Weary in truth with her journey, but still more weary from the multitude and variety of objects, the talk, and the constant demand of the general strangeness upon her attention and one form or other of suitable response, Dorothy sought her chamber. But she scarcely remembered how to reach it. She knew it lay a floor higher, and easily found the stair up which she had followed her attendant, for it rose from the landing of the straight ascent by which she had entered the house. She could hardly go wrong either as to the passage at the top of it, leading back over the room she had just left below, but she could not tell which was her own door. Fearing to open the wrong one, she passed it and went on to the end of the corridor, which was very dimly lighted. There she came to an open door, through which she saw a small chamber, evidently not meant for habitation. She entered. A little light came in through a crossed loophole, sufficient to show her the bare walls, with the plaster sticking out between the stones, the huge beams above, and in the middle of the floor, opposite the loop-hole, a great arblast or cross-bow, with its strange machinery. She had never seen one before, but she knew enough to guess at once what it was. Through the loophole came a sweet breath of spring air, and she saw trees bending in the wind, heard their faint far-off rustle, and saw the green fields shining in the sun.

Partly from having been so much with Richard, her only playmate, who was of an ingenious and practical turn, a certain degree of interest in mechanical forms and modes had been developed in Dorothy, sufficient at least to render her unable to encounter such an implement without feeling a strong impulse to satisfy herself concerning its mechanism, its motion, and its action.

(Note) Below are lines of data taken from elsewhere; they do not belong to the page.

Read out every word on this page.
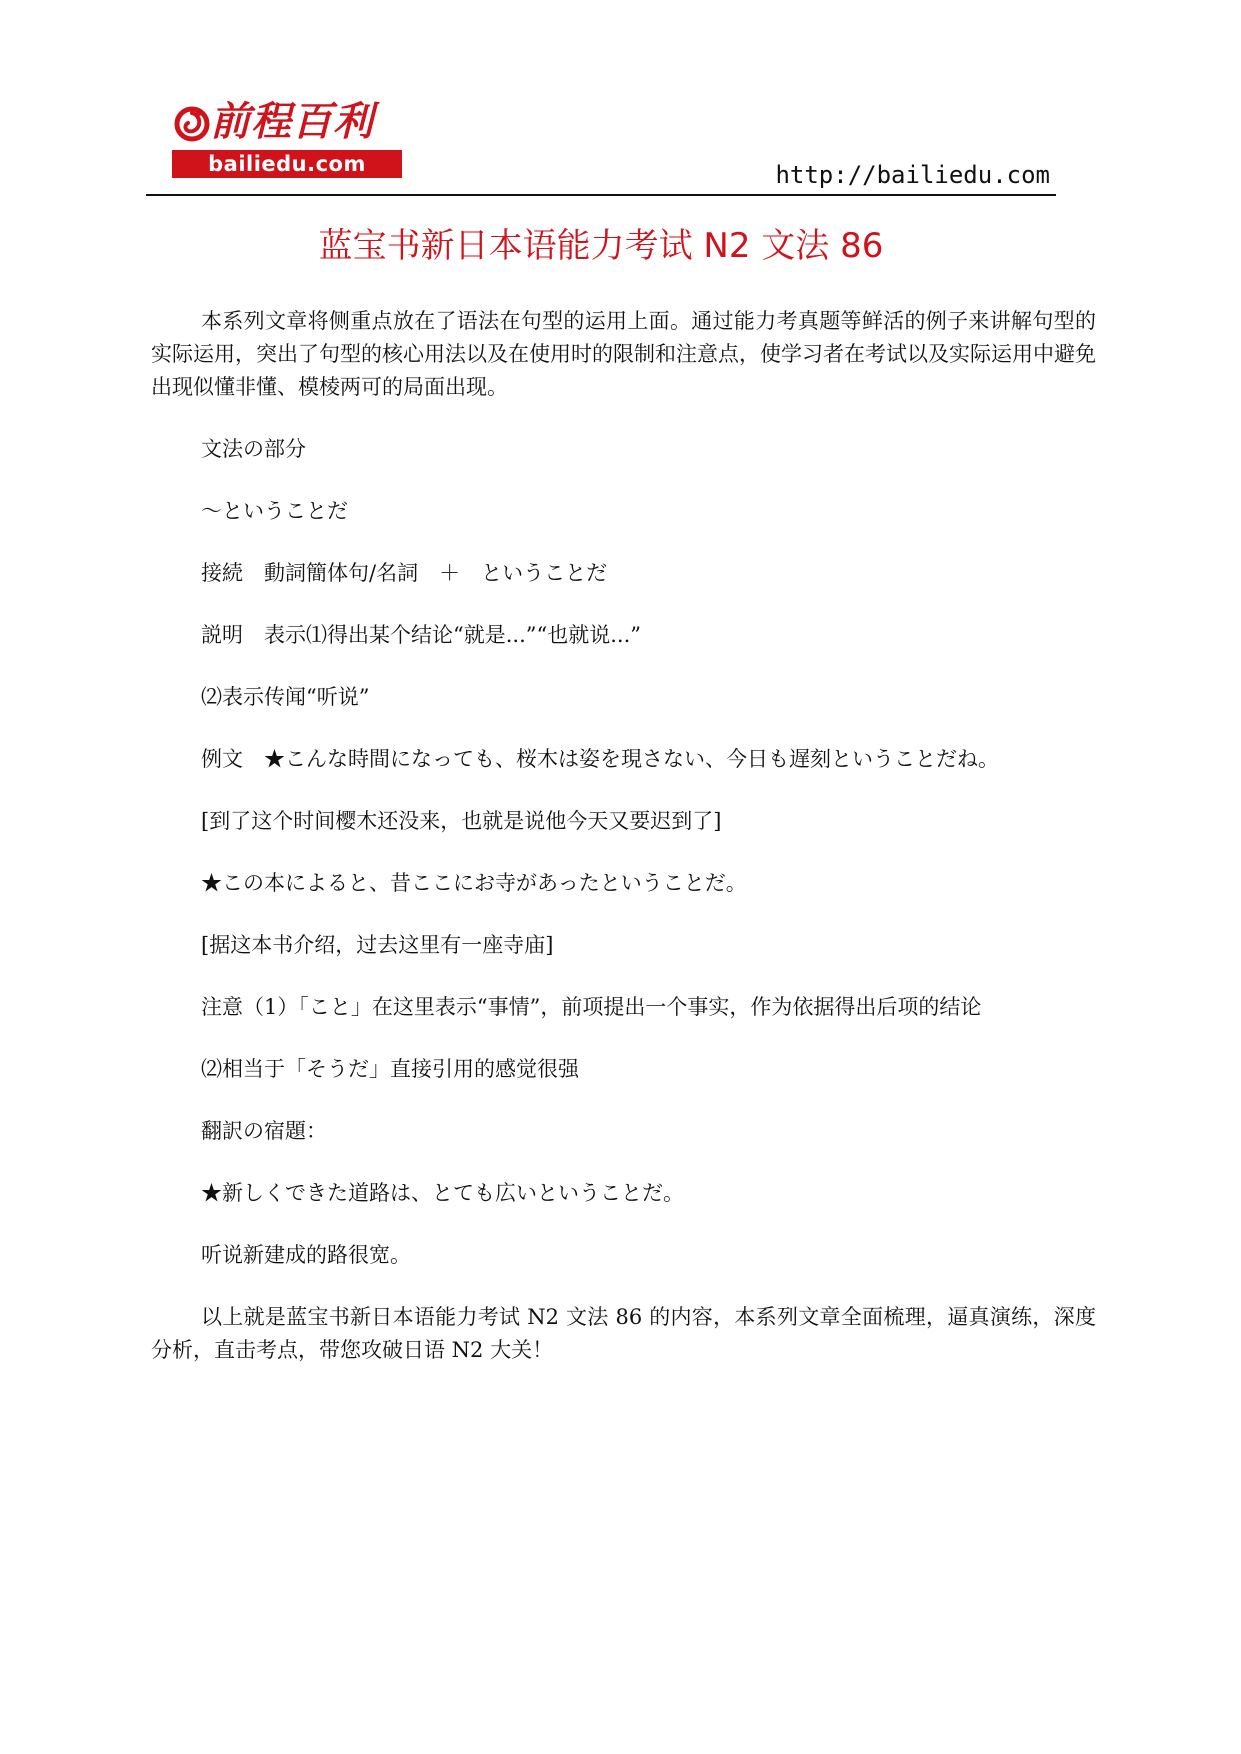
前程百利
bailiedu.com	http://bailiedu.com
蓝宝书新日本语能力考试 N2 文法 86

本系列文章将侧重点放在了语法在句型的运用上面。通过能力考真题等鲜活的例子来讲解句型的实际运用，突出了句型的核心用法以及在使用时的限制和注意点，使学习者在考试以及实际运用中避免出现似懂非懂、模棱两可的局面出现。

文法の部分

～ということだ

接続　動詞簡体句/名詞　＋　ということだ

説明　表示⑴得出某个结论“就是...”“也就说...”

⑵表示传闻“听说”

例文　★こんな時間になっても、桜木は姿を現さない、今日も遅刻ということだね。

[到了这个时间樱木还没来，也就是说他今天又要迟到了]

★この本によると、昔ここにお寺があったということだ。

[据这本书介绍，过去这里有一座寺庙]

注意（1）「こと」在这里表示“事情”，前项提出一个事实，作为依据得出后项的结论

⑵相当于「そうだ」直接引用的感觉很强

翻訳の宿題：

★新しくできた道路は、とても広いということだ。

听说新建成的路很宽。

以上就是蓝宝书新日本语能力考试 N2 文法 86 的内容，本系列文章全面梳理，逼真演练，深度分析，直击考点，带您攻破日语 N2 大关！
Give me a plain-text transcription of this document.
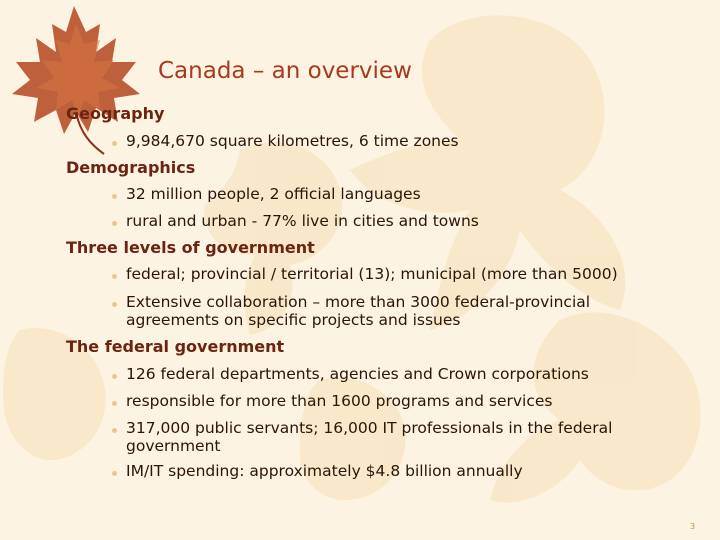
Canada – an overview
Geography
9,984,670 square kilometres, 6 time zones
Demographics
32 million people, 2 official languages
rural and urban - 77% live in cities and towns
Three levels of government
federal; provincial / territorial (13); municipal (more than 5000)
Extensive collaboration – more than 3000 federal-provincial agreements on specific projects and issues
The federal government
126 federal departments, agencies and Crown corporations
responsible for more than 1600 programs and services
317,000 public servants; 16,000 IT professionals in the federal government
IM/IT spending: approximately $4.8 billion annually
3
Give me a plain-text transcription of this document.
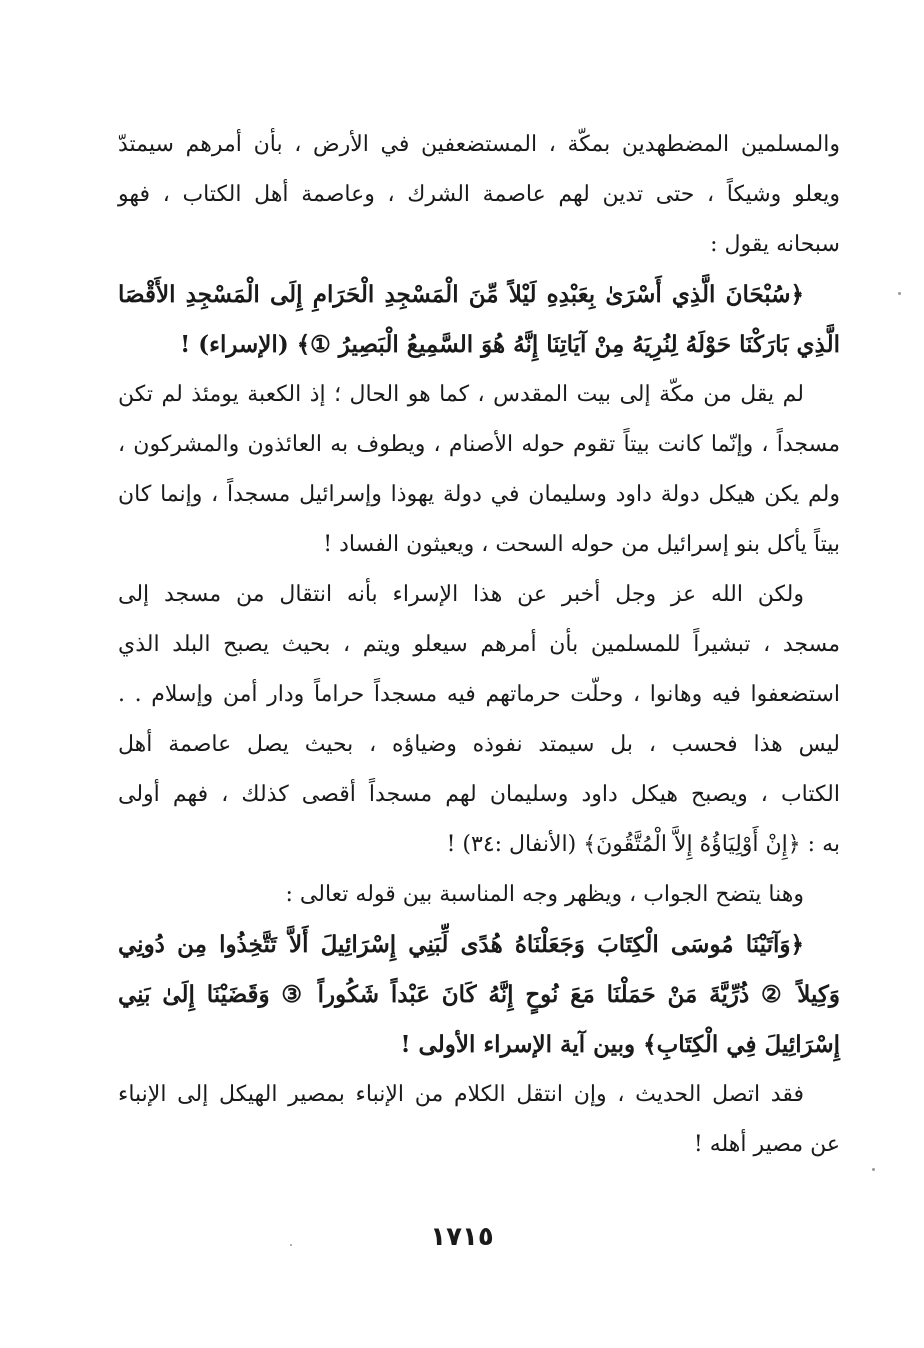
والمسلمين المضطهدين بمكّة ، المستضعفين في الأرض ، بأن أمرهم سيمتدّ
ويعلو وشيكاً ، حتى تدين لهم عاصمة الشرك ، وعاصمة أهل الكتاب ، فهو
سبحانه يقول :
﴿سُبْحَانَ الَّذِي أَسْرَىٰ بِعَبْدِهِ لَيْلاً مِّنَ الْمَسْجِدِ الْحَرَامِ إِلَى الْمَسْجِدِ الأَقْصَا
الَّذِي بَارَكْنَا حَوْلَهُ لِنُرِيَهُ مِنْ آيَاتِنَا إِنَّهُ هُوَ السَّمِيعُ الْبَصِيرُ ①﴾ (الإسراء) !
لم يقل من مكّة إلى بيت المقدس ، كما هو الحال ؛ إذ الكعبة يومئذ لم تكن
مسجداً ، وإنّما كانت بيتاً تقوم حوله الأصنام ، ويطوف به العائذون والمشركون ،
ولم يكن هيكل دولة داود وسليمان في دولة يهوذا وإسرائيل مسجداً ، وإنما كان
بيتاً يأكل بنو إسرائيل من حوله السحت ، ويعيثون الفساد !
ولكن الله عز وجل أخبر عن هذا الإسراء بأنه انتقال من مسجد إلى
مسجد ، تبشيراً للمسلمين بأن أمرهم سيعلو ويتم ، بحيث يصبح البلد الذي
استضعفوا فيه وهانوا ، وحلّت حرماتهم فيه مسجداً حراماً ودار أمن وإسلام . .
ليس هذا فحسب ، بل سيمتد نفوذه وضياؤه ، بحيث يصل عاصمة أهل
الكتاب ، ويصبح هيكل داود وسليمان لهم مسجداً أقصى كذلك ، فهم أولى
به : ﴿إِنْ أَوْلِيَاؤُهُ إِلاَّ الْمُتَّقُونَ﴾ (الأنفال :٣٤) !
وهنا يتضح الجواب ، ويظهر وجه المناسبة بين قوله تعالى :
﴿وَآتَيْنَا مُوسَى الْكِتَابَ وَجَعَلْنَاهُ هُدًى لِّبَنِي إِسْرَائِيلَ أَلاَّ تَتَّخِذُوا مِن دُونِي
وَكِيلاً ② ذُرِّيَّةَ مَنْ حَمَلْنَا مَعَ نُوحٍ إِنَّهُ كَانَ عَبْداً شَكُوراً ③ وَقَضَيْنَا إِلَىٰ بَنِي
إِسْرَائِيلَ فِي الْكِتَابِ﴾ وبين آية الإسراء الأولى !
فقد اتصل الحديث ، وإن انتقل الكلام من الإنباء بمصير الهيكل إلى الإنباء
عن مصير أهله !
١٧١٥
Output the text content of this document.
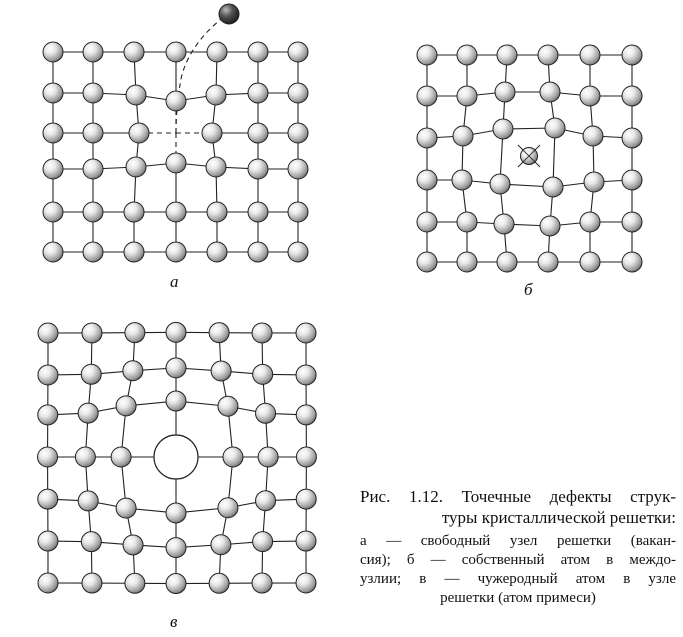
а	б
в
Рис. 1.12. Точечные дефекты струк-
туры кристаллической решетки:
а — свободный узел решетки (вакан-
сия); б — собственный атом в междо-
узлии; в — чужеродный атом в узле
решетки (атом примеси)
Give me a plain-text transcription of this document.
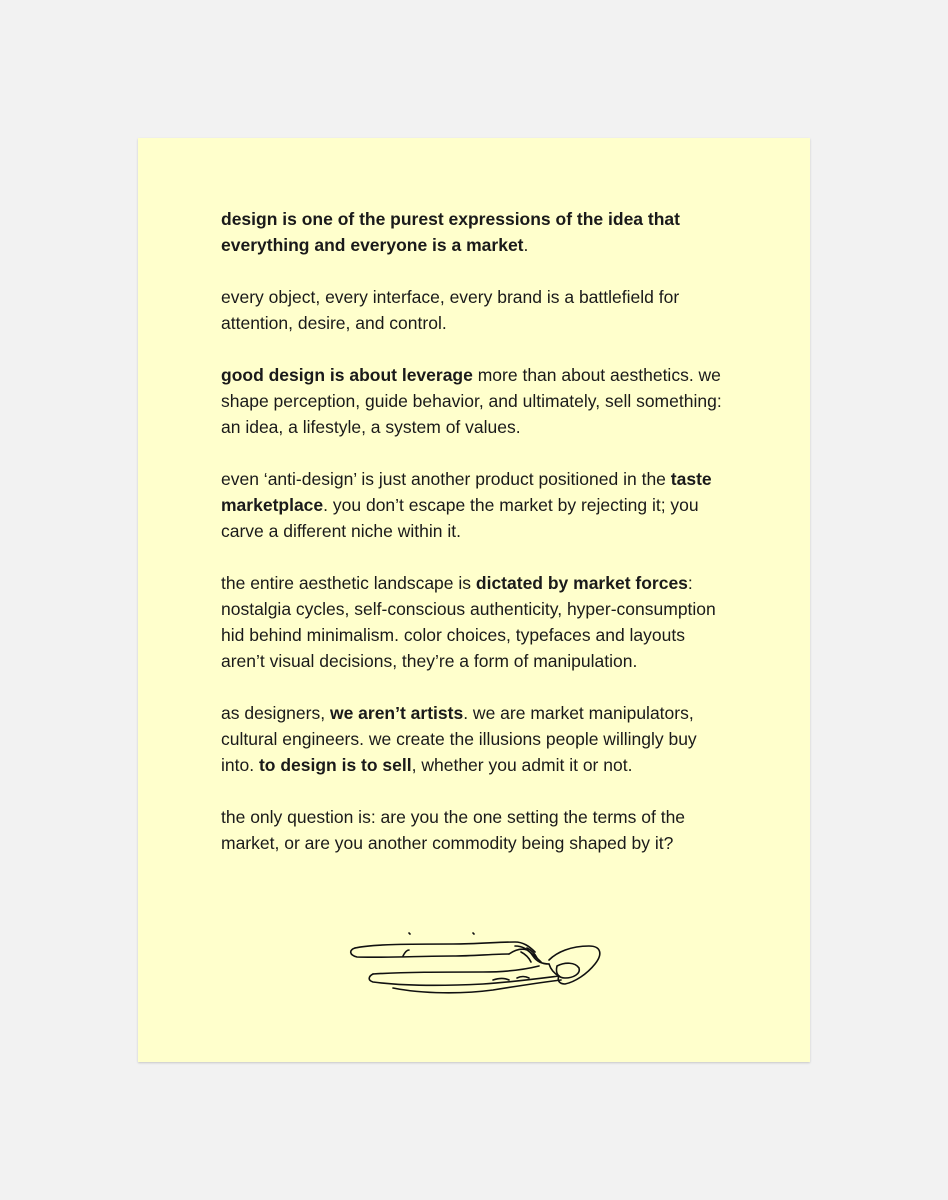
design is one of the purest expressions of the idea that everything and everyone is a market.

every object, every interface, every brand is a battlefield for attention, desire, and control.

good design is about leverage more than about aesthetics. we shape perception, guide behavior, and ultimately, sell something: an idea, a lifestyle, a system of values.

even ‘anti-design’ is just another product positioned in the taste marketplace. you don’t escape the market by rejecting it; you carve a different niche within it.

the entire aesthetic landscape is dictated by market forces: nostalgia cycles, self-conscious authenticity, hyper-consumption hid behind minimalism. color choices, typefaces and layouts aren’t visual decisions, they’re a form of manipulation.

as designers, we aren’t artists. we are market manipulators, cultural engineers. we create the illusions people willingly buy into. to design is to sell, whether you admit it or not.

the only question is: are you the one setting the terms of the market, or are you another commodity being shaped by it?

Approaching it cautiously and curiously, as if it were a live thing, which might start up and fly from, or perhaps at her, for what she knew, she gazed at it for a few moments with eyes full of unuttered questions, then ventured to lay gentle hold upon what looked like a handle. To her dismay, a wheezy bang followed, which seemed to shake the tower. Whether she had discharged an arrow, or an iron bolt, or a stone, or indeed anything at all, she could not tell, for she had not got so far in her observations as to perceive even that the bow was bent. Her heart gave a scared flutter, and she started back, not merely terrified, but ashamed also that she should initiate her life in the castle with meddling and mischief, when a low gentle laugh behind her startled her yet more, and looking round with her heart in her throat, she perceived in the half-light of the place a man by the wall behind the arblast watching her. Her first impulse was to run, and the door was open; but she thought she owed an apology ere she retreated. What sort of person he was she could not tell, for there was not light enough to show a feature of his face.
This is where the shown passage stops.